Steven J. Kaniadakis, DPM, Saint Petersburg, FL

05/28/2019    

RESPONSES/COMMENTS (PM NEWS ARTICLES)



From: Don Peacock DPM, MS


 


I agree with the post written by Dr. Allen Jacobs, DPM that some corporate entities can unduly influence where and how money is exchanged. However, he seems to be guilty of the same in his post. He is giving opinion and assessment not based on facts, but merely a flawed view. 


 


He calls the “ambulatory group”, now known as the Academy of Minimally Invasive Foot and Ankle Surgery, a quasi-authoritative group. This is unfair. He degrades the use of EHL tenotomy for most uses. Patients with "spoon toe deformity" complain of pain in footgear. A percutaneous EHL tenotomy for extensus hallux toe deformity is used by many practitioners today.
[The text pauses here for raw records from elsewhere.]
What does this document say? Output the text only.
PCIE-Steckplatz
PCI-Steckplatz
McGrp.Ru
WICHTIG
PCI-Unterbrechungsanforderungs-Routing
It’s effective and has research back-up. Here is the abstract of one such study. Dr. Monroe LaBorde’s many publications on soft tissue correction of foot and ankle deformities are a great resource.  


 


The Academy is composed of many members including board certified ABFAS members like myself. I find many of the ideas taught by the “ambulatory society” to be very useful. The Academy strengthened me as a foot surgeon. I hope all examine their own biases based in proven research. Dr. Jacobs, I respect your position but strongly disagree with your opinion.